Ne zaman bir yakınımı kaybetsem bu şiiri dinlerken buluyorum kendimi. En yakınlarımız değil midir sevgililerimiz? Benim için öyle... Çok şey yarım hâlâ, yazılmadığından -yazılamadığından.-
Pes ettiğin, yenildiğin için değil de devam etmek için ağlayabilmek isterseniz sizi uyandıracak, zaten içinizde olan bir şeylerin harekete geçmesine küçük bir katkısı olabilecek bu diyalogları iyi okuyun. Gerçekten hissedin.. Aslında gerçekten bildiğimiz şeyleri fark etmek için, ayağa kalkabilmek için bu cümlelerden birkaçı da eminim sizin içindir. O zaman başlıyoruz, haydi, şimdi ayağa kalk! Devam et..
Ludwig Wittgenstein'ın yaşamının tek amacı sineğe şişeden çıkış yolunu göstermekti; ama, gerçek şuydu: İnsanoğlu şişeden çıkış yolunu öğrenmek istemiyordu; bizler tutsaktık, şişenin içi bizi büyülüyordu; cam yüzeylerin dokunuşu yetiyordu bize; bu cam yüzeyler deneyimlerimizin ve heveslerimizin sınırlarıydı; şişe derimizdi, ruhumuzdu; camın görüşümüzü bulandırmasına alışmıştık; çevremizdekileri arada cam olmadan açıkça görmek istemiyorduk; daha taze bir hava solumak istemiyorduk; şişenin dışında yaşayamazdık. Ya da, şişenin camdan yansımalı dilinde, kendimize bunun böyle olduğunu söylüyorduk.
"Sineğe şişeden çıkış yolunu göstermek mi istiyorsun? Şişeyi kır."

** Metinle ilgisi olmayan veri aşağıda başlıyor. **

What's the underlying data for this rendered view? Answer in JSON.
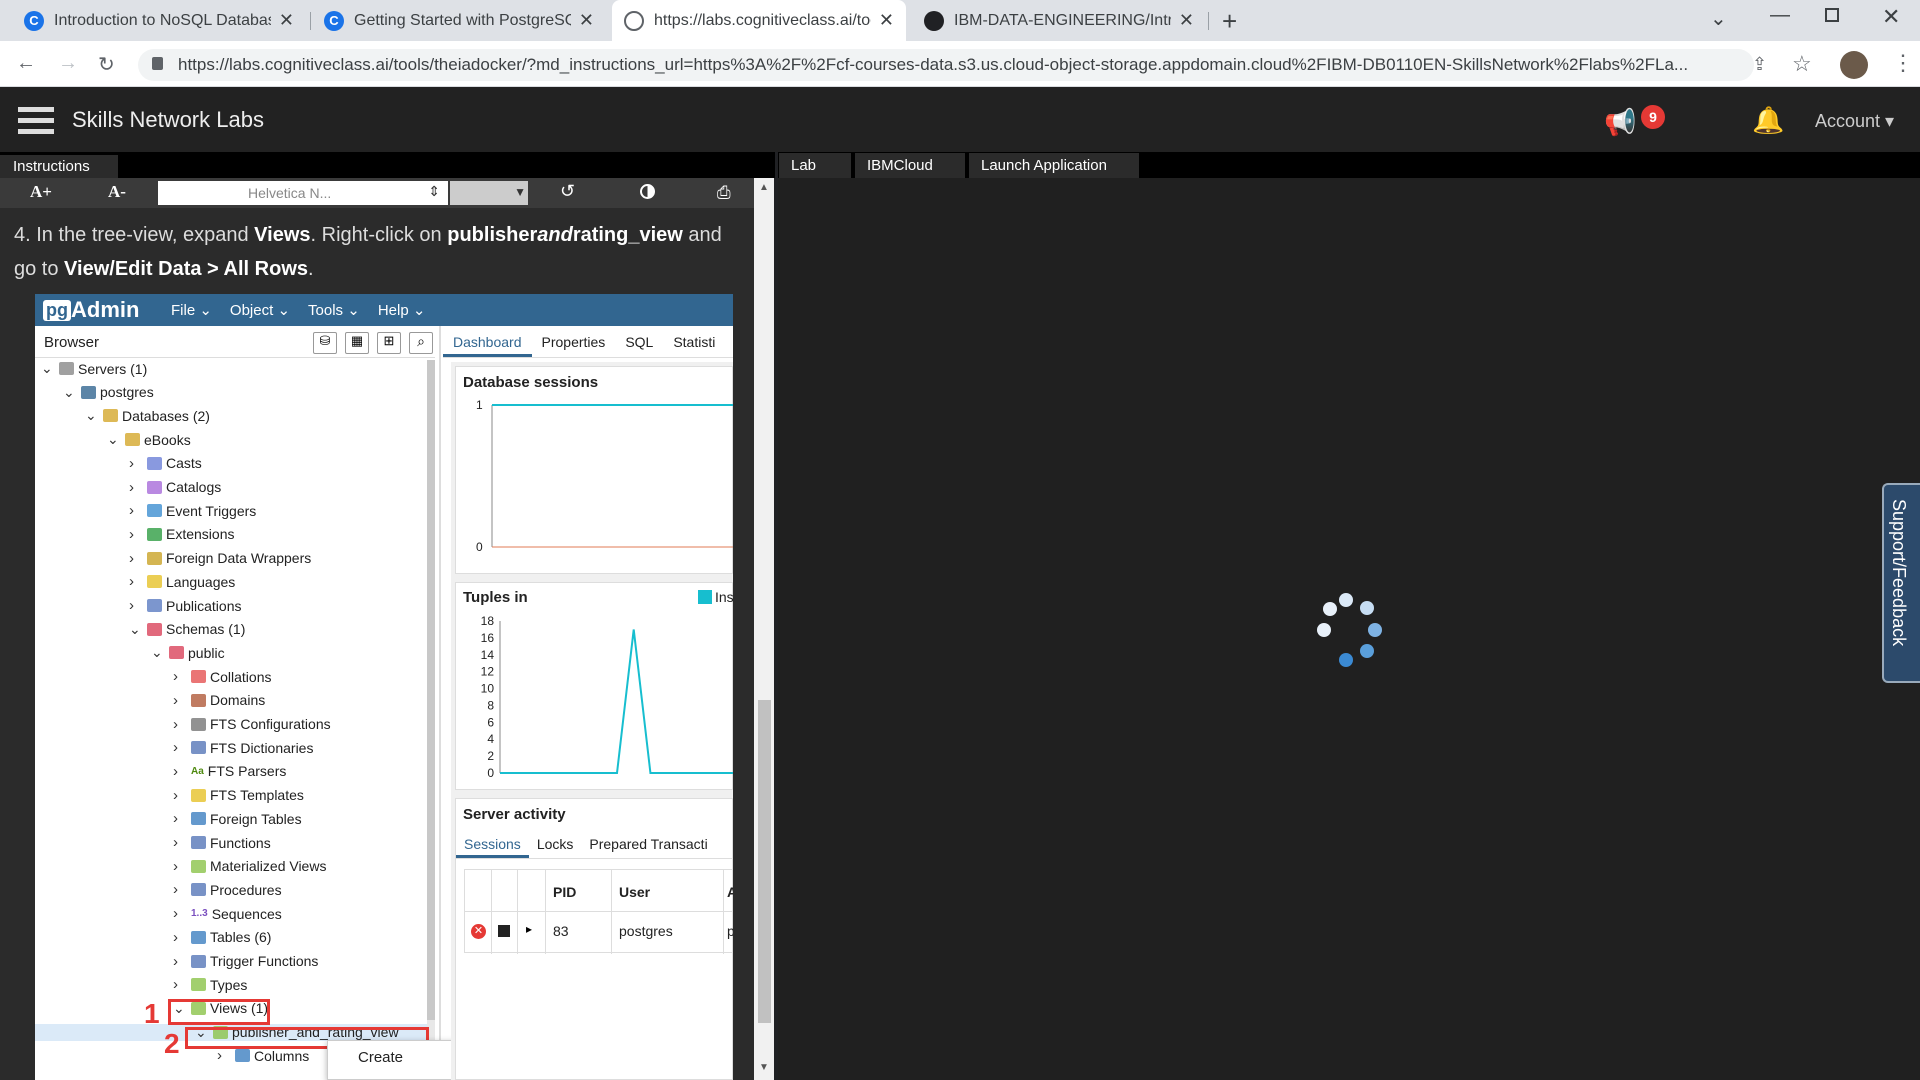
{
  "browser": {
    "tabs": [
      {
        "title": "Introduction to NoSQL Databas",
        "icon": "cognitiveclass-icon"
      },
      {
        "title": "Getting Started with PostgreSQL",
        "icon": "cognitiveclass-icon"
      },
      {
        "title": "https://labs.cognitiveclass.ai/too",
        "icon": "globe-icon"
      },
      {
        "title": "IBM-DATA-ENGINEERING/Introd",
        "icon": "github-icon"
      }
    ],
    "url": "https://labs.cognitiveclass.ai/tools/theiadocker/?md_instructions_url=https%3A%2F%2Fcf-courses-data.s3.us.cloud-object-storage.appdomain.cloud%2FIBM-DB0110EN-SkillsNetwork%2Flabs%2FLa..."
  },
  "app": {
    "title": "Skills Network Labs",
    "notification_count": "9",
    "account": "Account"
  },
  "instructions": {
    "tab": "Instructions",
    "font_up": "A+",
    "font_down": "A-",
    "font_select": "Helvetica N...",
    "step_number": "4.",
    "step_parts": [
      "In the tree-view, expand ",
      "Views",
      ". Right-click on ",
      "publisher",
      "and",
      "rating",
      "_view",
      " and go to ",
      "View/Edit Data > All Rows",
      "."
    ]
  },
  "lab": {
    "tabs": [
      "Lab",
      "IBMCloud",
      "Launch Application"
    ],
    "support": "Support/Feedback"
  },
  "pgadmin": {
    "logo_pg": "pg",
    "logo_admin": "Admin",
    "menu": [
      "File",
      "Object",
      "Tools",
      "Help"
    ],
    "browser_title": "Browser",
    "dash_tabs": [
      "Dashboard",
      "Properties",
      "SQL",
      "Statisti"
    ],
    "tree": [
      {
        "label": "Servers (1)",
        "level": 0,
        "open": true,
        "icon": "server-icon",
        "color": "#888"
      },
      {
        "label": "postgres",
        "level": 1,
        "open": true,
        "icon": "elephant-icon",
        "color": "#336791"
      },
      {
        "label": "Databases (2)",
        "level": 2,
        "open": true,
        "icon": "database-icon",
        "color": "#d4a72c"
      },
      {
        "label": "eBooks",
        "level": 3,
        "open": true,
        "icon": "database-icon",
        "color": "#d4a72c"
      },
      {
        "label": "Casts",
        "level": 4,
        "icon": "cast-icon",
        "color": "#6b7fd7"
      },
      {
        "label": "Catalogs",
        "level": 4,
        "icon": "catalog-icon",
        "color": "#a86bd9"
      },
      {
        "label": "Event Triggers",
        "level": 4,
        "icon": "event-trigger-icon",
        "color": "#3d8fd1"
      },
      {
        "label": "Extensions",
        "level": 4,
        "icon": "extension-icon",
        "color": "#2f9e44"
      },
      {
        "label": "Foreign Data Wrappers",
        "level": 4,
        "icon": "fdw-icon",
        "color": "#c9a227"
      },
      {
        "label": "Languages",
        "level": 4,
        "icon": "language-icon",
        "color": "#e6c229"
      },
      {
        "label": "Publications",
        "level": 4,
        "icon": "publication-icon",
        "color": "#5b7cc2"
      },
      {
        "label": "Schemas (1)",
        "level": 4,
        "open": true,
        "icon": "schema-icon",
        "color": "#d9435b"
      },
      {
        "label": "public",
        "level": 5,
        "open": true,
        "icon": "schema-public-icon",
        "color": "#d9435b"
      },
      {
        "label": "Collations",
        "level": 6,
        "icon": "collation-icon",
        "color": "#e55353"
      },
      {
        "label": "Domains",
        "level": 6,
        "icon": "domain-icon",
        "color": "#b05a3a"
      },
      {
        "label": "FTS Configurations",
        "level": 6,
        "icon": "fts-config-icon",
        "color": "#777"
      },
      {
        "label": "FTS Dictionaries",
        "level": 6,
        "icon": "fts-dict-icon",
        "color": "#5677b8"
      },
      {
        "label": "FTS Parsers",
        "level": 6,
        "icon": "fts-parser-icon",
        "color": "#4f8a10",
        "glyph": "Aa"
      },
      {
        "label": "FTS Templates",
        "level": 6,
        "icon": "fts-template-icon",
        "color": "#e6c229"
      },
      {
        "label": "Foreign Tables",
        "level": 6,
        "icon": "foreign-table-icon",
        "color": "#3d7fc1"
      },
      {
        "label": "Functions",
        "level": 6,
        "icon": "function-icon",
        "color": "#5677b8"
      },
      {
        "label": "Materialized Views",
        "level": 6,
        "icon": "mview-icon",
        "color": "#8bc34a"
      },
      {
        "label": "Procedures",
        "level": 6,
        "icon": "procedure-icon",
        "color": "#5677b8"
      },
      {
        "label": "Sequences",
        "level": 6,
        "icon": "sequence-icon",
        "color": "#7a4fbf",
        "glyph": "1..3"
      },
      {
        "label": "Tables (6)",
        "level": 6,
        "icon": "table-icon",
        "color": "#3d7fc1"
      },
      {
        "label": "Trigger Functions",
        "level": 6,
        "icon": "trigger-function-icon",
        "color": "#5677b8"
      },
      {
        "label": "Types",
        "level": 6,
        "icon": "type-icon",
        "color": "#8bc34a"
      },
      {
        "label": "Views (1)",
        "level": 6,
        "open": true,
        "icon": "view-icon",
        "color": "#8bc34a"
      },
      {
        "label": "publisher_and_rating_view",
        "level": 7,
        "open": true,
        "icon": "view-icon",
        "color": "#8bc34a"
      },
      {
        "label": "Columns",
        "level": 8,
        "icon": "columns-icon",
        "color": "#3d7fc1"
      }
    ],
    "markers": [
      "1",
      "2"
    ],
    "context_menu": {
      "item": "Create",
      "arrow": "›"
    },
    "db_sessions": {
      "title": "Database sessions",
      "yticks": [
        "1",
        "0"
      ]
    },
    "tuples_in": {
      "title": "Tuples in",
      "legend": "Ins",
      "yticks": [
        "18",
        "16",
        "14",
        "12",
        "10",
        "8",
        "6",
        "4",
        "2",
        "0"
      ]
    },
    "server_activity": {
      "title": "Server activity",
      "tabs": [
        "Sessions",
        "Locks",
        "Prepared Transacti"
      ],
      "headers": [
        "PID",
        "User",
        "A"
      ],
      "row": [
        "83",
        "postgres",
        "p"
      ]
    }
  },
  "chart_data": [
    {
      "type": "line",
      "title": "Database sessions",
      "ylim": [
        0,
        1
      ],
      "series": [
        {
          "values": [
            1,
            1,
            1,
            1,
            1,
            1,
            1,
            1,
            1,
            1
          ]
        }
      ]
    },
    {
      "type": "line",
      "title": "Tuples in",
      "ylim": [
        0,
        18
      ],
      "series": [
        {
          "name": "Ins",
          "values": [
            0,
            0,
            0,
            0,
            0,
            0,
            0,
            0,
            17,
            0,
            0,
            0,
            0,
            0,
            0
          ]
        }
      ]
    }
  ]
}
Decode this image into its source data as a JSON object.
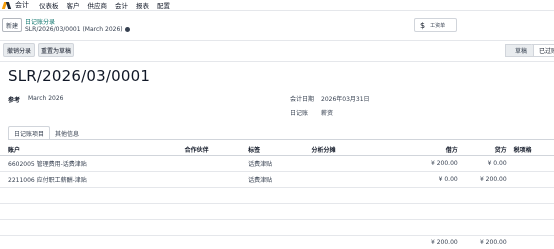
{
  "topbar": {
    "app_name": "会计",
    "menus": [
      "仪表板",
      "客户",
      "供应商",
      "会计",
      "报表",
      "配置"
    ]
  },
  "control": {
    "new_label": "新建",
    "breadcrumb_parent": "日记账分录",
    "breadcrumb_current": "SLR/2026/03/0001 (March 2026)",
    "expense_label": "工资单"
  },
  "actions": {
    "reverse_label": "撤销分录",
    "reset_label": "重置为草稿",
    "status_draft": "草稿",
    "status_posted": "已过账"
  },
  "record": {
    "title": "SLR/2026/03/0001",
    "ref_label": "参考",
    "ref_value": "March 2026",
    "date_label": "会计日期",
    "date_value": "2026年03月31日",
    "journal_label": "日记账",
    "journal_value": "薪资"
  },
  "tabs": [
    "日记账项目",
    "其他信息"
  ],
  "table": {
    "headers": [
      "账户",
      "合作伙伴",
      "标签",
      "分析分摊",
      "借方",
      "贷方",
      "税项格"
    ],
    "rows": [
      {
        "account": "6602005 管理费用-话费津贴",
        "partner": "",
        "label": "话费津贴",
        "analytic": "",
        "debit": "¥ 200.00",
        "credit": "¥ 0.00",
        "tax": ""
      },
      {
        "account": "2211006 应付职工薪酬-津贴",
        "partner": "",
        "label": "话费津贴",
        "analytic": "",
        "debit": "¥ 0.00",
        "credit": "¥ 200.00",
        "tax": ""
      }
    ],
    "total_debit": "¥ 200.00",
    "total_credit": "¥ 200.00"
  }
}
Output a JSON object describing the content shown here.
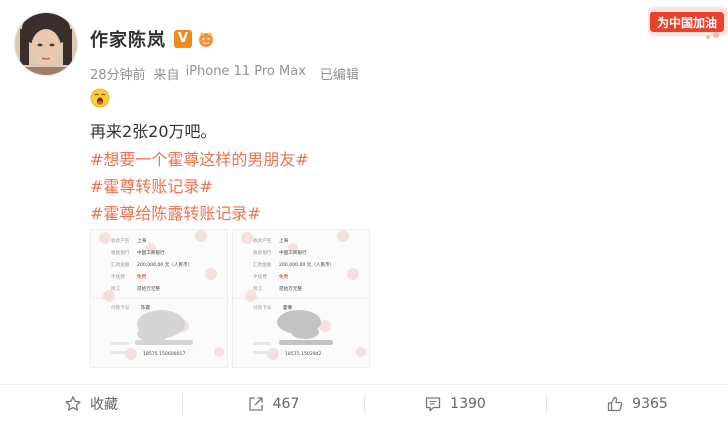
{
  "author": {
    "name": "作家陈岚",
    "verified_mark": "V",
    "badge_icon": "fan-badge-icon"
  },
  "meta": {
    "time": "28分钟前",
    "source_prefix": "来自",
    "device": "iPhone 11 Pro Max",
    "edited": "已编辑"
  },
  "campaign_badge": {
    "text": "为中国加油",
    "color": "#e8412c"
  },
  "post": {
    "emoji_icon": "yawning-face-icon",
    "text": "再来2张20万吧。",
    "hashtags": [
      "#想要一个霍尊这样的男朋友#",
      "#霍尊转账记录#",
      "#霍尊给陈露转账记录#"
    ],
    "images": [
      {
        "rows": [
          {
            "label": "收款户名",
            "value": "上海"
          },
          {
            "label": "收款银行",
            "value": "中国工商银行"
          },
          {
            "label": "汇款金额",
            "value": "200,000.00 元（人民币）"
          },
          {
            "label": "手续费",
            "value": "免费"
          },
          {
            "label": "附言",
            "value": "贰拾万元整"
          }
        ],
        "lower_label": "付款卡号",
        "lower_value": "陈霍",
        "serial": "18575 150600017"
      },
      {
        "rows": [
          {
            "label": "收款户名",
            "value": "上海"
          },
          {
            "label": "收款银行",
            "value": "中国工商银行"
          },
          {
            "label": "汇款金额",
            "value": "200,000.00 元（人民币）"
          },
          {
            "label": "手续费",
            "value": "免费"
          },
          {
            "label": "附言",
            "value": "贰拾万元整"
          }
        ],
        "lower_label": "付款卡号",
        "lower_value": "霍尊",
        "serial": "18575 1502942"
      }
    ]
  },
  "actions": {
    "favorite_label": "收藏",
    "repost_count": "467",
    "comment_count": "1390",
    "like_count": "9365"
  },
  "colors": {
    "hashtag": "#eb7350",
    "meta_text": "#939393",
    "verified": "#f08a1c"
  }
}
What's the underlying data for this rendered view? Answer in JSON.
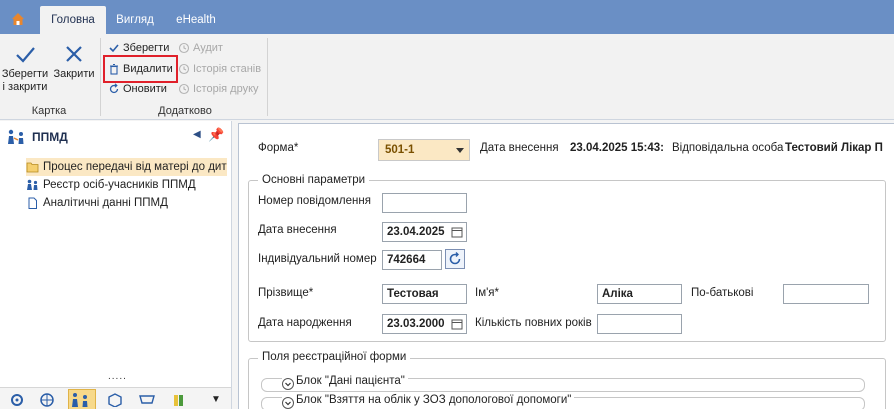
{
  "tabs": {
    "home": "home",
    "items": [
      "Головна",
      "Вигляд",
      "eHealth"
    ]
  },
  "ribbon": {
    "save_close": "Зберегти\nі закрити",
    "close": "Закрити",
    "group_card": "Картка",
    "save": "Зберегти",
    "delete": "Видалити",
    "refresh": "Оновити",
    "audit": "Аудит",
    "state_history": "Історія станів",
    "print_history": "Історія друку",
    "group_extra": "Додатково"
  },
  "left_panel": {
    "title": "ППМД",
    "items": [
      "Процес передачі від матері до дитини",
      "Реєстр осіб-учасників ППМД",
      "Аналітичні данні ППМД"
    ],
    "dots": "....."
  },
  "form": {
    "form_label": "Форма*",
    "form_value": "501-1",
    "entry_date_label": "Дата внесення",
    "entry_datetime": "23.04.2025 15:43:",
    "responsible_label": "Відповідальна особа",
    "responsible_value": "Тестовий Лікар П",
    "main_params": "Основні параметри",
    "msg_number_label": "Номер повідомлення",
    "msg_number_value": "",
    "entry_date_label2": "Дата внесення",
    "entry_date_value": "23.04.2025",
    "individual_number_label": "Індивідуальний номер",
    "individual_number_value": "742664",
    "surname_label": "Прізвище*",
    "surname_value": "Тестовая",
    "name_label": "Ім'я*",
    "name_value": "Аліка",
    "patronymic_label": "По-батькові",
    "patronymic_value": "",
    "birth_date_label": "Дата народження",
    "birth_date_value": "23.03.2000",
    "full_years_label": "Кількість повних років",
    "full_years_value": "",
    "reg_fields": "Поля реєстраційної форми",
    "block1": "Блок \"Дані пацієнта\"",
    "block2": "Блок \"Взяття на облік у ЗОЗ допологової допомоги\""
  },
  "colors": {
    "tabbar": "#6a8fc5",
    "selection": "#fbe8c4",
    "highlight_box": "#e0202a"
  }
}
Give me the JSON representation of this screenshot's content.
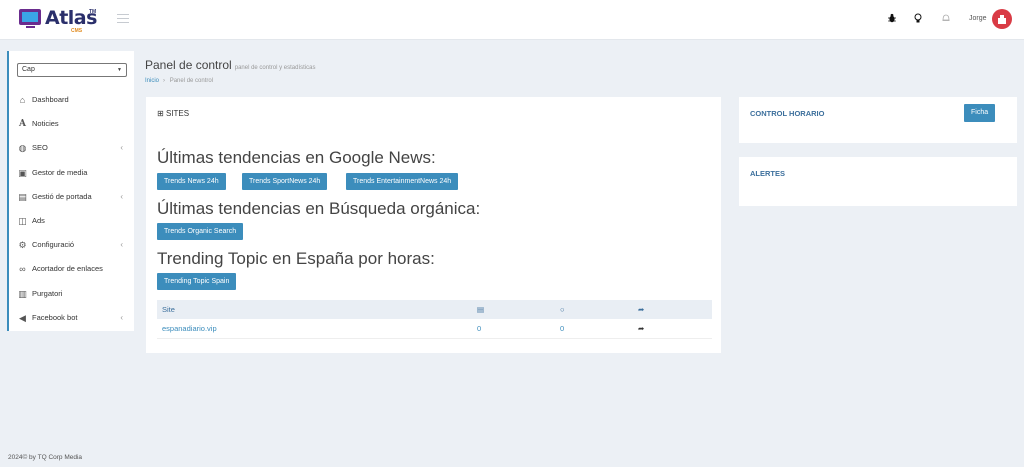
{
  "header": {
    "brand_word": "Atlas",
    "brand_tm": "TM",
    "brand_cms": "CMS",
    "user_name": "Jorge",
    "icons": [
      "bug-icon",
      "lightbulb-icon",
      "bell-icon"
    ],
    "avatar_color": "#d93b45"
  },
  "sidebar": {
    "select_value": "Cap",
    "items": [
      {
        "label": "Dashboard",
        "icon": "home-icon",
        "has_chevron": false
      },
      {
        "label": "Noticies",
        "icon": "font-icon",
        "has_chevron": false
      },
      {
        "label": "SEO",
        "icon": "globe-icon",
        "has_chevron": true
      },
      {
        "label": "Gestor de media",
        "icon": "image-icon",
        "has_chevron": false
      },
      {
        "label": "Gestió de portada",
        "icon": "columns-icon",
        "has_chevron": true
      },
      {
        "label": "Ads",
        "icon": "ad-icon",
        "has_chevron": false
      },
      {
        "label": "Configuració",
        "icon": "cogs-icon",
        "has_chevron": true
      },
      {
        "label": "Acortador de enlaces",
        "icon": "link-icon",
        "has_chevron": false
      },
      {
        "label": "Purgatori",
        "icon": "trash-icon",
        "has_chevron": false
      },
      {
        "label": "Facebook bot",
        "icon": "bullhorn-icon",
        "has_chevron": true
      }
    ]
  },
  "page": {
    "title": "Panel de control",
    "subtitle": "panel de control y estadísticas",
    "breadcrumb_home": "Inicio",
    "breadcrumb_current": "Panel de control"
  },
  "sites": {
    "header": "SITES",
    "google_title": "Últimas tendencias en Google News:",
    "google_buttons": [
      "Trends News 24h",
      "Trends SportNews 24h",
      "Trends EntertainmentNews 24h"
    ],
    "organic_title": "Últimas tendencias en Búsqueda orgánica:",
    "organic_button": "Trends Organic Search",
    "trending_title": "Trending Topic en España por horas:",
    "trending_button": "Trending Topic Spain",
    "table": {
      "col_site": "Site",
      "header_icons": [
        "newspaper-icon",
        "comment-icon",
        "share-icon"
      ],
      "rows": [
        {
          "site": "espanadiario.vip",
          "news": "0",
          "comments": "0"
        }
      ]
    }
  },
  "control_horario": {
    "title": "CONTROL HORARIO",
    "button": "Ficha"
  },
  "alertes": {
    "title": "ALERTES"
  },
  "footer": {
    "text": "2024© by TQ Corp Media"
  },
  "colors": {
    "accent": "#3c8dbc",
    "background": "#ecf0f5",
    "heading_blue": "#3c6f9c"
  }
}
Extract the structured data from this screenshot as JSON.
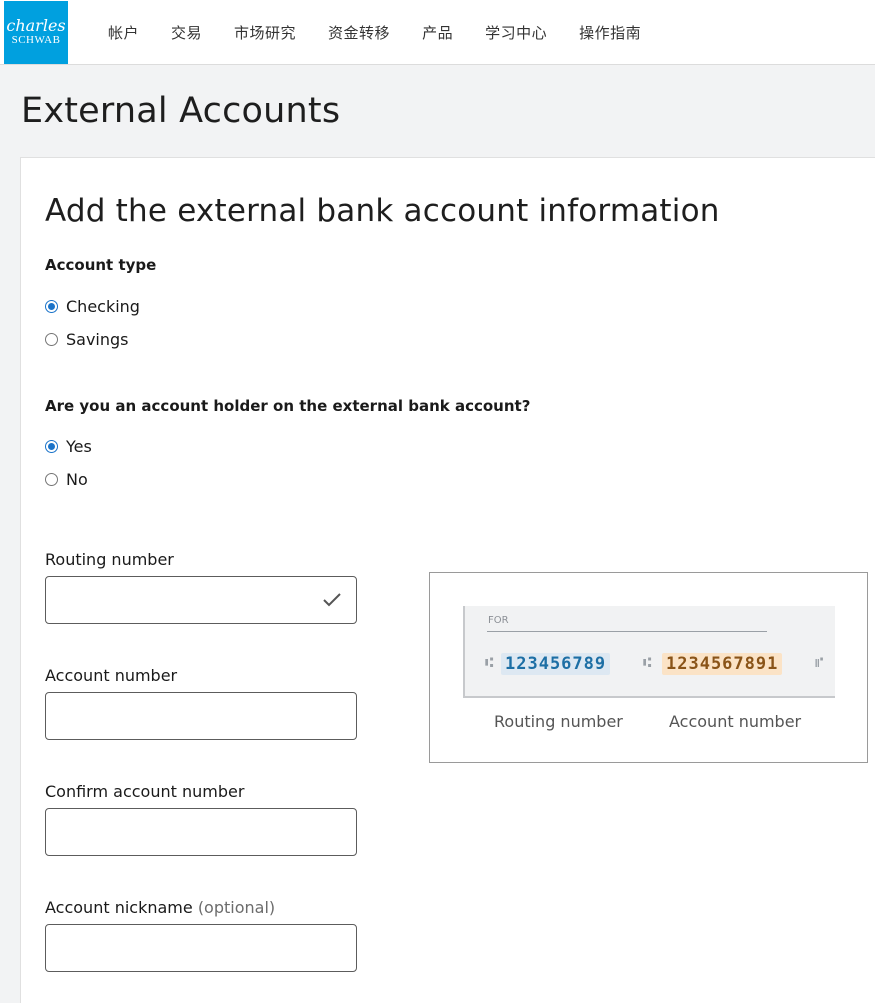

Eğer bir şeyden eminseniz, buna bir de başka bir açıdan bakmaya zorlayın kendinizi. Aptalca ya da yanlış olduğunu düşünseniz bile, yapın bunu. Bir şey okurken yalnızca yazarın düşüncelerini dikkate almakla kalmayın, bu konuda kendinizin de ne düşündüğünü tartın. Kendi benliğinizin sesini bulmaya çalışmalısınız çocuklar. Ve buna başlamak için ne kadar çok beklerseniz, onu bulmanız o kadar güçleşir. Thoreau demiş ki: 'İnsanların çoğu sessiz bir umutsuzluk içinde yaşamlarını sürerler.' Neden buna boyun eğelim? Yeni yollar aramaktan asla kaçınmamalısınız.